Doubly Stochastic Block Gauss-Seidel

Updated 5 February 2026

The paper introduces a randomized block update scheme that achieves provable linear convergence for both consistent and inconsistent systems.
It generalizes classical methods like Gauss-Seidel, Kaczmarz, and coordinate descent by sampling block pairs proportional to their Frobenius norms.
The method demonstrates significant speedups—ranging from 2× to 15×—in convergence on real-world and synthetic data, enhancing scalability and parallel execution.

The doubly stochastic block Gauss–Seidel (DSBGS) method is a class of randomized iterative algorithms designed for large-scale optimization and linear algebra, particularly for solving linear systems and structured convex/nonconvex optimization problems. DSBGS algorithms generalize the classical Gauss–Seidel, randomized Kaczmarz, and coordinate descent methods by introducing blockwise updates in both rows and columns, and employing a double-layer randomization scheme in their sampling process. These methods are characterized by provable linear convergence rates in mean-square or expectation, robust performance on consistent and inconsistent systems, and scalability due to efficient blockwise computations and parallelization-friendly design (Razaviyayn et al., 2018, &&&1&&&, Du et al., 2019, Xu et al., 2014).

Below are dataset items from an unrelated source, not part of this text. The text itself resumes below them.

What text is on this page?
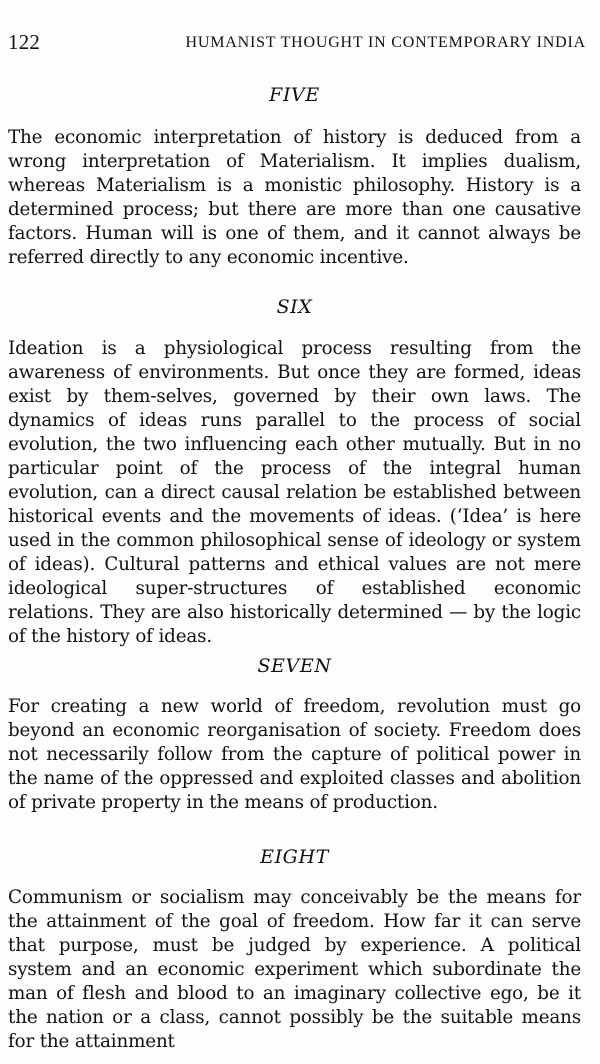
122	HUMANIST THOUGHT IN CONTEMPORARY INDIA
FIVE

The economic interpretation of history is deduced from a wrong interpretation of Materialism. It implies dualism, whereas Materialism is a monistic philosophy. History is a determined process; but there are more than one causative factors. Human will is one of them, and it cannot always be referred directly to any economic incentive.

SIX

Ideation is a physiological process resulting from the awareness of environments. But once they are formed, ideas exist by them-selves, governed by their own laws. The dynamics of ideas runs parallel to the process of social evolution, the two influencing each other mutually. But in no particular point of the process of the integral human evolution, can a direct causal relation be established between historical events and the movements of ideas. (‘Idea’ is here used in the common philosophical sense of ideology or system of ideas). Cultural patterns and ethical values are not mere ideological super-structures of established economic relations. They are also historically determined — by the logic of the history of ideas.

SEVEN

For creating a new world of freedom, revolution must go beyond an economic reorganisation of society. Freedom does not necessarily follow from the capture of political power in the name of the oppressed and exploited classes and abolition of private property in the means of production.

EIGHT

Communism or socialism may conceivably be the means for the attainment of the goal of freedom. How far it can serve that purpose, must be judged by experience. A political system and an economic experiment which subordinate the man of flesh and blood to an imaginary collective ego, be it the nation or a class, cannot possibly be the suitable means for the attainment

1. Formulation and Algorithmic Scheme

DSBGS considers the linear system $A x = b$ with $A \in \mathbb{R}^{m \times n}$ , or more generally, composite objective functions with block-partitioned variables. The rows and columns of $A$ are partitioned respectively into block sets $\{\mathcal I_i\}$ and $\{\mathcal J_j\}$ , and the set of all block pairs is $\Omega = \{(\mathcal I_i, \mathcal J_j)\}$ . At each iteration, a block pair $(i, j)$ is sampled with probability $p_{i,j} \propto \|A_{\mathcal I_i,\mathcal J_j}\|_F^2$ .

Upon sampling $(i,j)$ , the DSBGS method forms a block-residual $r^{(i)} = A_{\mathcal I_i,:} x - b_{\mathcal I_i}$ and updates only the $j$ th variable block $x_{\mathcal J_j}$ :

$x_{\mathcal J_j}^{k+1} = x_{\mathcal J_j}^{k} - \alpha \frac{A_{\mathcal I_i,\mathcal J_j}^\top r^{(i)}}{\|A_{\mathcal I_i,\mathcal J_j}\|_F^2}$

All other blocks are unaltered. In the scalar-block case, this reduces to a doubly stochastic coordinate update:

$x_j^{k+1} = x_j^{k} - \alpha \frac{A_{ij}(A_{i,:} x^k - b_i)}{|A_{ij}|^2}$

where $(i,j)$ is sampled with probability $|A_{ij}|^2 / \|A\|_F^2$ (Du et al., 2019, Du et al., 2020, Razaviyayn et al., 2018).

For convex or nonconvex composite optimization, the doubly stochastic block Gauss–Seidel (DS-BSG) method iterates over blocks in Gauss–Seidel order (possibly shuffled), and within each block, uses stochastic gradient samples from a finite sum or expectation to compute a blockwise proximal-gradient step (Xu et al., 2014).

2. Theoretical Properties and Convergence Rates

DSBGS methods offer rigorous convergence guarantees for both consistent and inconsistent systems, as well as for convex and nonconvex objectives. The main results take the form:

Linear convergence in expectation: For full column-rank $A$ and an appropriate stepsize $\alpha$ , the expected error contracts exponentially:

$\mathbb{E}[\|x^k - x_\star\|^2] \leq \rho^k \|x^0 - x_\star\|^2$

where $\rho = 1 - \Theta(1/(N\kappa(A)^2))$ , $N$ is the number of variables, and $\kappa(A) = \|A\|_F \|A^\dagger\|_2$ (Razaviyayn et al., 2018, Du et al., 2019).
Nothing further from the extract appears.